SAN JOSE, Calif. – IBM announced PureSystem, the next major generation of its blade server design that packs servers, storage and networking into one box. The system is part of an industry-wide trend to integrate and simplify the management of the increasingly complex pieces of a data center.
The PureSystems chassis holds four modules that can be any mix of IBM Power or x86 processor boards or hard or solid-state disk drive modules. The processor boards will initially be based on IBM Power 7 or Intel Sandy Bridge CPUs.
Two network switching modules slot into the sides of the chassis and use technology IBM acquired with Blade Network Technologies in late 2010. PureSystem will support 10 and 40 Gbit/s Ethernet, Infiniband and Fibre Channel over Ethernet.
The chassis also includes a built-in systems management unit based on an Intel processor. It automates the process of allocating the systems processors and memory to specific tasks, discovers new modules as they are added and handles firmware upgrades.
Multiple chassis can be linked together with up to four chassis in a standard rack.
“We wanted to engineer a system designed to last for a decade with upgradeable networks, servers or storage in form factor replaceable modules,” said Ambuj Goyal, general manager of development and manufacturing in IBM’s server group.
Users can generate multiple virtual machines running different operating systems as needed to handle their applications. PureSystems supports VMWare and Microsoft HyperV hypervisors as well as Windows Server, Linux and IBM AIX operating systems.
“Nobody has really thought through in this way how you support a hypervisor or OS as a workload with security and virtualization built in and flexibility for how you configure the system,” Goyal said.
IBM is pitching its PureSystem to all its Intel server and mid-tier and lower Power server users as the most flexible and cost effective of its servers. The design started four years ago as Project Clean Slate, effectively re-thinking the concept of blade servers IBM and competitors such as Hewlett-Packard helped popularize.
Rodney Adkins, senior vice president of IBM's Systems and Technology Group, with the IBM PureSystem.
“We believe the [business computing] market is on the cusp of a fairly significant inflection,” said Matt Eastwood, general manager of the enterprise platform group at market watcher International Data Corp. Modular, converged systems like the new IBM design will “help IT shift the focus from an over provisioned infrastructure with poor utilization to one that scales along with business needs,” he said.

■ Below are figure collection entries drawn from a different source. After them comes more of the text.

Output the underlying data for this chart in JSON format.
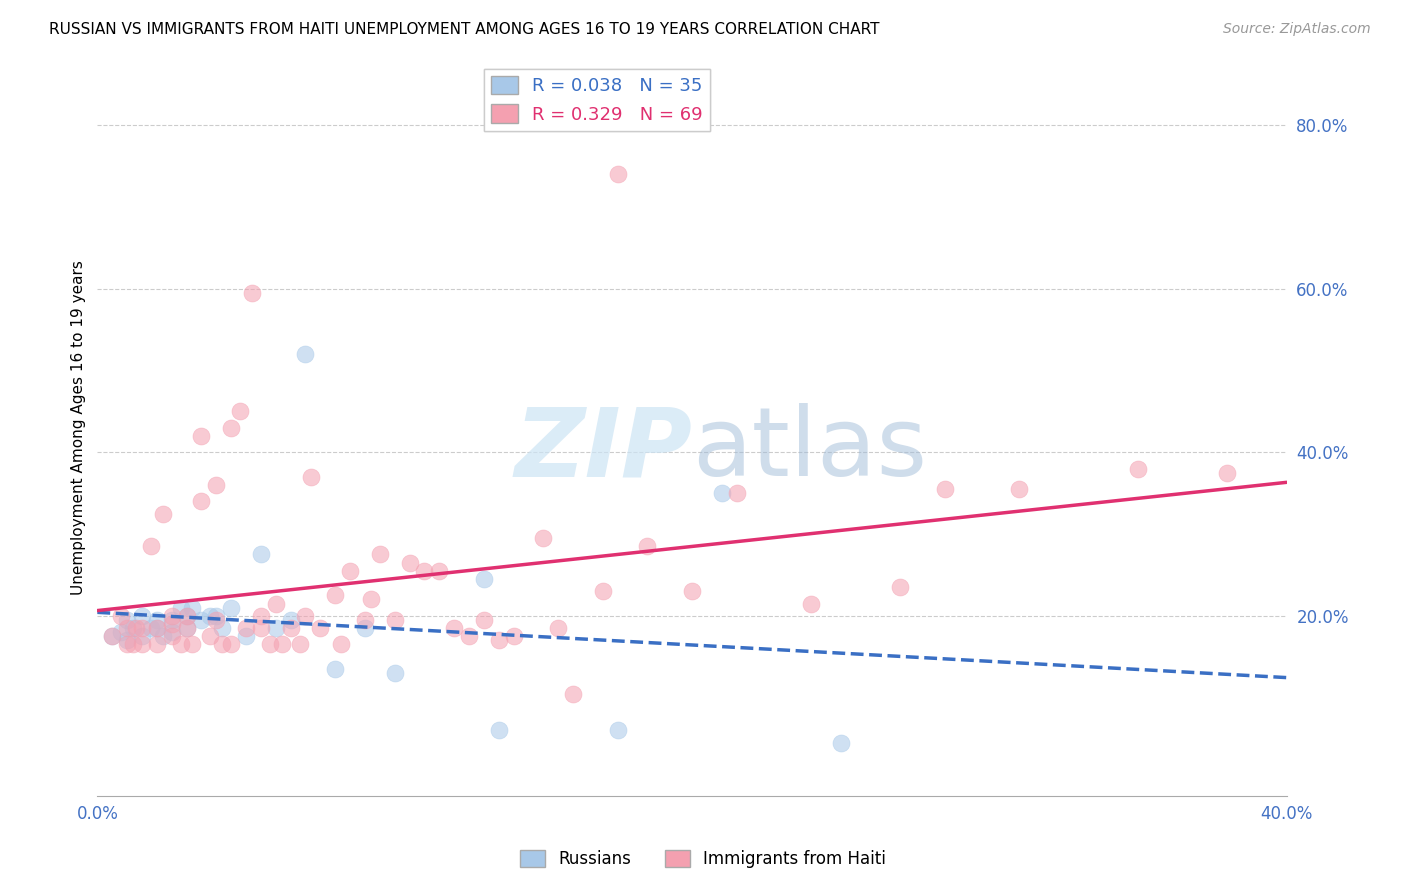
{
  "title": "RUSSIAN VS IMMIGRANTS FROM HAITI UNEMPLOYMENT AMONG AGES 16 TO 19 YEARS CORRELATION CHART",
  "source": "Source: ZipAtlas.com",
  "ylabel": "Unemployment Among Ages 16 to 19 years",
  "right_yticks": [
    "20.0%",
    "40.0%",
    "60.0%",
    "80.0%"
  ],
  "right_ytick_vals": [
    0.2,
    0.4,
    0.6,
    0.8
  ],
  "xmin": 0.0,
  "xmax": 0.4,
  "ymin": -0.02,
  "ymax": 0.88,
  "color_russian": "#a8c8e8",
  "color_haiti": "#f4a0b0",
  "trendline_russian_color": "#3a6fc4",
  "trendline_haiti_color": "#e03070",
  "R_russian": 0.038,
  "N_russian": 35,
  "R_haiti": 0.329,
  "N_haiti": 69,
  "russians_x": [
    0.005,
    0.008,
    0.01,
    0.01,
    0.012,
    0.015,
    0.015,
    0.018,
    0.02,
    0.02,
    0.022,
    0.025,
    0.025,
    0.028,
    0.03,
    0.03,
    0.032,
    0.035,
    0.038,
    0.04,
    0.042,
    0.045,
    0.05,
    0.055,
    0.06,
    0.065,
    0.07,
    0.08,
    0.09,
    0.1,
    0.13,
    0.135,
    0.175,
    0.21,
    0.25
  ],
  "russians_y": [
    0.175,
    0.18,
    0.17,
    0.195,
    0.185,
    0.175,
    0.2,
    0.185,
    0.185,
    0.195,
    0.175,
    0.18,
    0.195,
    0.21,
    0.185,
    0.2,
    0.21,
    0.195,
    0.2,
    0.2,
    0.185,
    0.21,
    0.175,
    0.275,
    0.185,
    0.195,
    0.52,
    0.135,
    0.185,
    0.13,
    0.245,
    0.06,
    0.06,
    0.35,
    0.045
  ],
  "haiti_x": [
    0.005,
    0.008,
    0.01,
    0.01,
    0.012,
    0.013,
    0.015,
    0.015,
    0.018,
    0.02,
    0.02,
    0.022,
    0.025,
    0.025,
    0.025,
    0.028,
    0.03,
    0.03,
    0.032,
    0.035,
    0.035,
    0.038,
    0.04,
    0.04,
    0.042,
    0.045,
    0.045,
    0.048,
    0.05,
    0.052,
    0.055,
    0.055,
    0.058,
    0.06,
    0.062,
    0.065,
    0.068,
    0.07,
    0.072,
    0.075,
    0.08,
    0.082,
    0.085,
    0.09,
    0.092,
    0.095,
    0.1,
    0.105,
    0.11,
    0.115,
    0.12,
    0.125,
    0.13,
    0.135,
    0.14,
    0.15,
    0.155,
    0.16,
    0.17,
    0.175,
    0.185,
    0.2,
    0.215,
    0.24,
    0.27,
    0.285,
    0.31,
    0.35,
    0.38
  ],
  "haiti_y": [
    0.175,
    0.2,
    0.165,
    0.185,
    0.165,
    0.185,
    0.165,
    0.185,
    0.285,
    0.165,
    0.185,
    0.325,
    0.175,
    0.19,
    0.2,
    0.165,
    0.185,
    0.2,
    0.165,
    0.34,
    0.42,
    0.175,
    0.195,
    0.36,
    0.165,
    0.165,
    0.43,
    0.45,
    0.185,
    0.595,
    0.2,
    0.185,
    0.165,
    0.215,
    0.165,
    0.185,
    0.165,
    0.2,
    0.37,
    0.185,
    0.225,
    0.165,
    0.255,
    0.195,
    0.22,
    0.275,
    0.195,
    0.265,
    0.255,
    0.255,
    0.185,
    0.175,
    0.195,
    0.17,
    0.175,
    0.295,
    0.185,
    0.105,
    0.23,
    0.74,
    0.285,
    0.23,
    0.35,
    0.215,
    0.235,
    0.355,
    0.355,
    0.38,
    0.375
  ]
}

Cisco Systems made its debut in this area in early 2009
when it released its first Intel servers, bundled with its own networking switches. Oracle’s acquisition of Sun Microsystems in 2009
was motivated by a similar effort to more closely integrate systems designs, in its case with its database and applications software.
Indeed, the last several years saw top computer makers go on a multi-billion dollar acquisition spree buying the server, storage, networking and software pieces for increasingly integrated systems. HP bought networking giant 3Com in 2009
, storage startup 3Par in 2010
and software analytics specialist Vertica Systems in 2011. For its part, Dell acquired storage specialist Compellent in 2010 and networking company Force10 last summer.
As all the players scale up, “IBM is also one of only two data center infrastructure players--Oracle being the other--capable of engaging with both infrastructure/operations teams and application developers,” said Eastwood of IDC.
“IBM stops at the middleware layer, leveraging third-party software applications, while Oracle wants to go further up the stack” to offer its own apps, he added.